KUR'AN-I KERİM İNDEKS
85 – BÜRÛC SÛRESİ
Mekke’de
nâzil olmuş olup 22 ayettir. İlk ayetinde
Allah Teâla burçlar ve sistemlerle dolu gökyüzüne
dikkat çekmektedir. Bürûc: “burçlar” anlamına
gelir. Bu sûre, müşriklerin işkence ve baskılarına
karşı müminleri sabra teşvik etmekte,
onların manevîyatlarını
kuvvetlendirmekte, daha önce Allah’ın elçilerine
karşı koyan nice saltanatların devrildiği
gibi, Kur’ân’ın dâveti karşısında
da muhaliflerin tutunamayacaklarına işaret
etmektedir.
Bismillâhirrahmânirrahîm.
1
– Burçlarla süslü
göğe,
2
– Geleceği
vaad olunan kıyamet gününe,
3
– Şahid ile meşhûda
kasem ederim ki:
Kur’ân’ı
inkâr eden kâfirler mel’undurlar
4-5
– Tıpkı
kahrolası Ashab-ı uhdud’un,
o tutuşturulmuş
ateşle dolu hendeği hazırlayanların
mel’un oldukları gibi...
Ashab-ı
uhdud hakkında tefsirlerde dört kadar hadise
zikredilir. Bunlar arasında en meşhuru, Yemen
hükümranlığını ele geçiren Zû
Nuvas hakkında olmasıdır. Dördüncü asırda
Yemen’e hakim olan bu kral Yahudi dinini benimseyip Hıristiyan
olan Necran ahalisini de Yahudiliği kabule zorlar.
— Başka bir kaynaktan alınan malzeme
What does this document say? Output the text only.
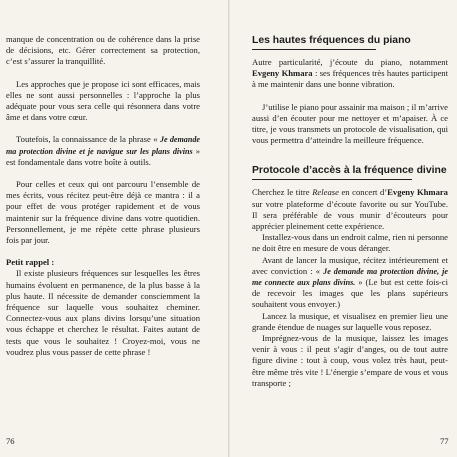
manque de concentration ou de cohérence dans la prise de décisions, etc. Gérer correctement sa protection, c’est s’assurer la tranquillité.

Les approches que je propose ici sont efficaces, mais elles ne sont aussi personnelles : l’approche la plus adéquate pour vous sera celle qui résonnera dans votre âme et dans votre cœur.

Toutefois, la connaissance de la phrase « Je demande ma protection divine et je navigue sur les plans divins » est fondamentale dans votre boîte à outils.

Pour celles et ceux qui ont parcouru l’ensemble de mes écrits, vous récitez peut-être déjà ce mantra : il a pour effet de vous protéger rapidement et de vous maintenir sur la fréquence divine dans votre quotidien. Personnellement, je me répète cette phrase plusieurs fois par jour.

Petit rappel :

Il existe plusieurs fréquences sur lesquelles les êtres humains évoluent en permanence, de la plus basse à la plus haute. Il nécessite de demander consciemment la fréquence sur laquelle vous souhaitez cheminer. Connectez-vous aux plans divins lorsqu’une situation vous échappe et cherchez le résultat. Faites autant de tests que vous le souhaitez ! Croyez-moi, vous ne voudrez plus vous passer de cette phrase !

76
Les hautes fréquences du piano

Autre particularité, j’écoute du piano, notamment Evgeny Khmara : ses fréquences très hautes participent à me maintenir dans une bonne vibration.

J’utilise le piano pour assainir ma maison ; il m’arrive aussi d’en écouter pour me nettoyer et m’apaiser. À ce titre, je vous transmets un protocole de visualisation, qui vous permettra d’atteindre la meilleure fréquence.

Protocole d’accès à la fréquence divine

Cherchez le titre Release en concert d’Evgeny Khmara sur votre plateforme d’écoute favorite ou sur YouTube. Il sera préférable de vous munir d’écouteurs pour apprécier pleinement cette expérience.

Installez-vous dans un endroit calme, rien ni personne ne doit être en mesure de vous déranger.

Avant de lancer la musique, récitez intérieurement et avec conviction : « Je demande ma protection divine, je me connecte aux plans divins. » (Le but est cette fois-ci de recevoir les images que les plans supérieurs souhaitent vous envoyer.)

Lancez la musique, et visualisez en premier lieu une grande étendue de nuages sur laquelle vous reposez.

Imprégnez-vous de la musique, laissez les images venir à vous : il peut s’agir d’anges, ou de tout autre figure divine : tout à coup, vous volez très haut, peut-être même très vite ! L’énergie s’empare de vous et vous transporte ;

77
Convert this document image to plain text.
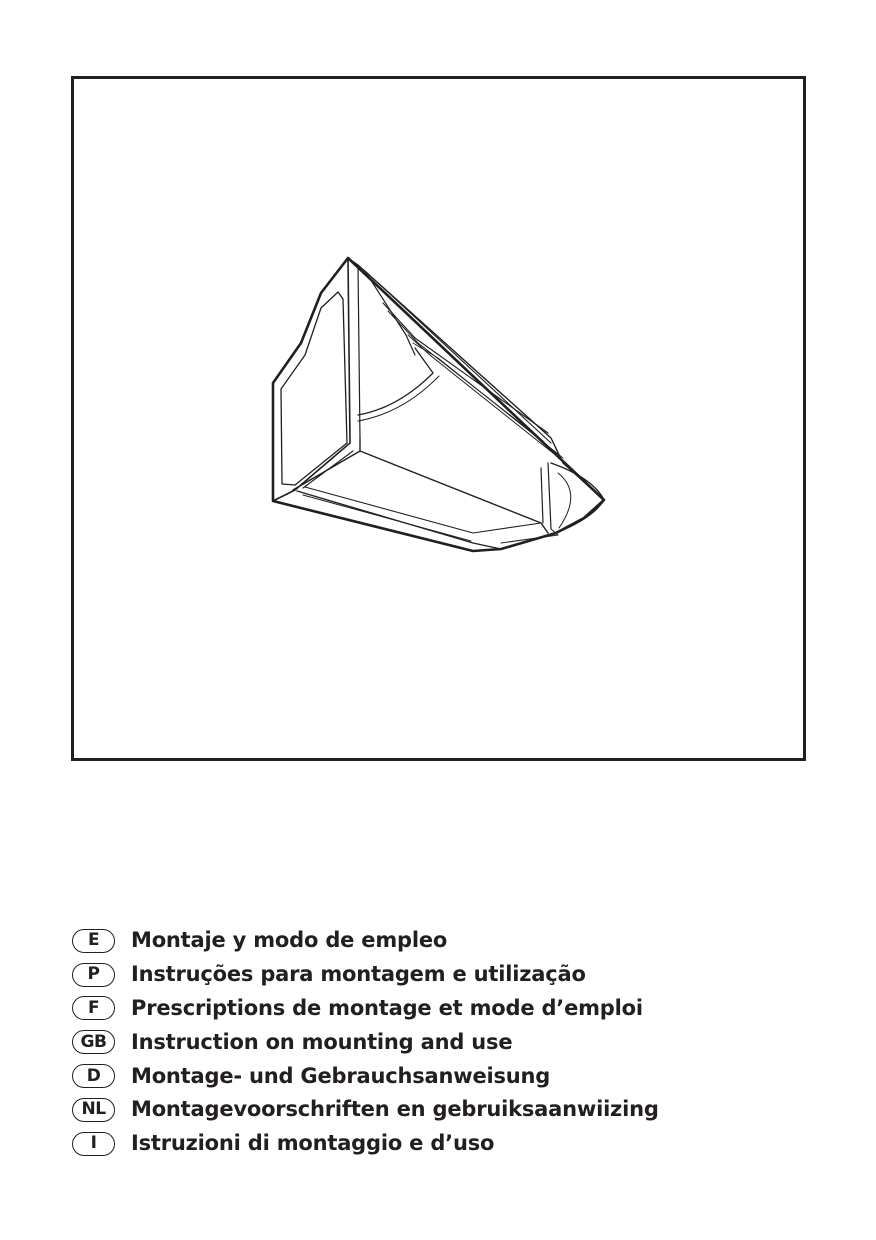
E	Montaje y modo de empleo
P	Instruções para montagem e utilização
F	Prescriptions de montage et mode d’emploi
GB	Instruction on mounting and use
D	Montage- und Gebrauchsanweisung
NL	Montagevoorschriften en gebruiksaanwiizing
I	Istruzioni di montaggio e d’uso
Halk direnince, bir çok insanı ateş dolu
hendeklere attırır. Böylece öldürülenlerin
20.000 kadar olduğu söylenir. Yahudi hakimiyeti
340-378 yılları arasında yer almaktadır.
6-7
– Hani onlar ateşin
başında oturur, müminlere yaptıklarını
acımasızca seyrederlerdi.
8-9
– Onların müminlere
bu işkenceyi yapmalarının tek sebebi, müminlerin
göklerin ve yerin tek hâkimi, azîz ve hamîd (mutlak
galip ve bütün övgülere lâyık) olan Allah’a
iman etmeleri idi. Allah her şeye şahiddir.
10
– Mümin erkeklere
ve mümin kadınlara işkence edip de, sonra tövbe
etmeyenler var ya, İşte onlara cehennem azabı
var, yangın azabı var.
11
– İman edip
makbul ve güzel işler yapanlara ise, içinden
ırmaklar akan cennetler var.
İşte
en büyük başarı, en büyük mutluluk budur!
12
– Senin Rabbinin
darbesi çok müthiştir.
13
– O ilkin yaratır,
sonra öldürüp tekrar diriltir.
14
– O gafurdur (mağfireti
boldur), vedûddur (kullarını sever, onlar
tarafından da sevilir).
15
– O Arş
sahibidir, şanı pek yücedir.
16
– Dilediği her
şeyi yapar.
17-18
– Nitekim o orduların,
Firavun ve Semûd milletlerinin başlarına
gelenleri mutlaka öğrenmişsindir.
19
– Fakat kâfirler
yine de dini yalan saymaya devam ediyorlar.
20
– Ama ne yaparlarsa
yapsınlar,
Allah’ın
hükmünden kaçamazlar.
Zira Alllah,
ilmi ve kudretiyle onları, arkalarından kuşatır.
21-22
– Hayır, hayır!
Kur’ân onların iddia ettikleri gibi beşer sözü
değildir.
O, Levh-i
Mahfuzda olan pek şerefli bir Kur’ân’dır.